The early IBM tabulators used 'accumulators', which a collection of decimal wheels. Typical widths were 8 or 9 digitals. The wheels had relays and contacts for reading. The position of the wheels in the accumulator determined the value. The displays would look exactly like a digit based counter display.
In the late 30s there were two types of computing going on. There were 'difference engines', which can best be described as analog devices. Voltages were used to represent numbers, angles, etc. Setup time was long and difficult, and the precision of the machine was limited by the physical attributes of the machine. These machines were the electronic equivalents of slide rules, although with the setup capability they could do more complex things.
There was also 'digital computing' - scientists using accounting equipment as fast calculators. The accounting equipment of the day used punch cards and was decimal based.

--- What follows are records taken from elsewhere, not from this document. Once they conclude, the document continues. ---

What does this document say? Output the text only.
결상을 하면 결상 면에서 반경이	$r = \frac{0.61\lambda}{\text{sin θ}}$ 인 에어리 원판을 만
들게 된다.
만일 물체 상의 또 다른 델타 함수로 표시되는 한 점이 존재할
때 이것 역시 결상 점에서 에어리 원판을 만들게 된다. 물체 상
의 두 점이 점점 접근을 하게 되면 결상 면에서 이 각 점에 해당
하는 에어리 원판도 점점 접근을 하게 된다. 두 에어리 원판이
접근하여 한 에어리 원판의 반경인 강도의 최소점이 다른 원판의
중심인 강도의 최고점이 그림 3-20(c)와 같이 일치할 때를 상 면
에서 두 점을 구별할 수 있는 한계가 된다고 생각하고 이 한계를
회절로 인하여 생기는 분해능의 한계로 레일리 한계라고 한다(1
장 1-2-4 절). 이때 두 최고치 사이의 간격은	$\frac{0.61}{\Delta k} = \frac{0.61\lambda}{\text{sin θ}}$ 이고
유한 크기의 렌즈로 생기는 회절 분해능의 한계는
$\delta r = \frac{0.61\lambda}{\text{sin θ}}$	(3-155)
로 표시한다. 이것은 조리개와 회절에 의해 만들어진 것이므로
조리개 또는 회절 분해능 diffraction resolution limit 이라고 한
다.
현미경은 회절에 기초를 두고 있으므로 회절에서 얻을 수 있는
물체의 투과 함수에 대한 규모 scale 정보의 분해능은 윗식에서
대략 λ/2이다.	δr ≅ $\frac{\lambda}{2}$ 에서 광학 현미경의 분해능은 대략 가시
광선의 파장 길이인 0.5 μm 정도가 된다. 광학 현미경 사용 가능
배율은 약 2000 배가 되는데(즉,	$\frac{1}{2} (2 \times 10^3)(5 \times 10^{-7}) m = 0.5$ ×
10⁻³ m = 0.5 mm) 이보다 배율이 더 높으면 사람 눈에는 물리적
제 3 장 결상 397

IBM did a few custom machines for the government and universities. One of the more advanced ones built on the electromechanical accumulators was the ASCC. It had 72 accumulators, each holding 24 digits. (The highest order digit actually held the sign of the number.) There were 60 'registers' which had no math capability - they would be used for storing contants.
The machine had multiplication and division capability. It took some creative algorithms to implement true multiplication and division, not just quick adding and subtracting. And since this was all counter and relay based, you can imagine the racket it would have made when it was working.

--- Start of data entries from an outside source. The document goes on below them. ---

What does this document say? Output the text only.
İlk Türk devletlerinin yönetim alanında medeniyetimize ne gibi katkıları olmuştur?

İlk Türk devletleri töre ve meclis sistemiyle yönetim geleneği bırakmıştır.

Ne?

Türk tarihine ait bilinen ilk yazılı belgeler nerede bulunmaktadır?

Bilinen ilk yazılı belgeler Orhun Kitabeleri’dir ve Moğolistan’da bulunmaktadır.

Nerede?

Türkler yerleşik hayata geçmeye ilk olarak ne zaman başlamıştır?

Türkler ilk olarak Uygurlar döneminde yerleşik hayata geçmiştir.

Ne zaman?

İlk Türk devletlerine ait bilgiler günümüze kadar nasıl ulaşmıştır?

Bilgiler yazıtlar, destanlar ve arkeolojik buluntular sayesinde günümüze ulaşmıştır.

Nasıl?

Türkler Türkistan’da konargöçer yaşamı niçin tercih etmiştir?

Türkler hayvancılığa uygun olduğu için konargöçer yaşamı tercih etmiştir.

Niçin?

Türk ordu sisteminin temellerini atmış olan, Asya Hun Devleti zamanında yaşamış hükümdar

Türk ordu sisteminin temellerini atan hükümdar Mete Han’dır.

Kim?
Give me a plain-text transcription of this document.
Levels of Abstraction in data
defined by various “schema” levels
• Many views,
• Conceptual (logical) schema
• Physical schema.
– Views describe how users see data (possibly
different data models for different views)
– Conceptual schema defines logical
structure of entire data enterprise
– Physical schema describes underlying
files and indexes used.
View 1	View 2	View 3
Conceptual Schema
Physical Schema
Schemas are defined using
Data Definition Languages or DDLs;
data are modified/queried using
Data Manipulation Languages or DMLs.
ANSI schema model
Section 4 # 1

In the early 40s people knew that vacuum tubes could be combined into flip-flops to get digital storage. Three 'flip flops' would get you to 8, and four would get you to 16. But nobody was interested in 8 or 16 at the time - they were still thinking in decimal, and to be a drop-in replacement for the counter wheels they needed base 10.
One solution to the base 10 problem was to use 10 flip flops connected in a ring, each one representing a digit. The hardware would 'pulse' the unit the correct number of times to select the correct digit. This system was used by ENIAC. Tiny neon lamps were used to show an operator or engineer which digit was selected in the unit.
It was a wiring error in one of these units that lead to the realization that 4 flip flops (bits) could be used to represent a decimal number in a more compact manner. The patent for the 'wiring error' was granted in 1952.
The change to vacuum tubes from counter wheels made things much faster, and also caused people to redo the logic that implemented multiplication, division, etc. That is generally when the world started to go binary too .. going binary reduced part counts.
Anyway, for the purposes of your project, the 10 flip flops in a ring where each one represents a digit seems to be the most interesting. You have to design a circuit such that you can set it to 0 or clock it a few times to select the right digit. That most closely resembles the ancient tabulator wheels from the punched card equipment of the 20s and 30s.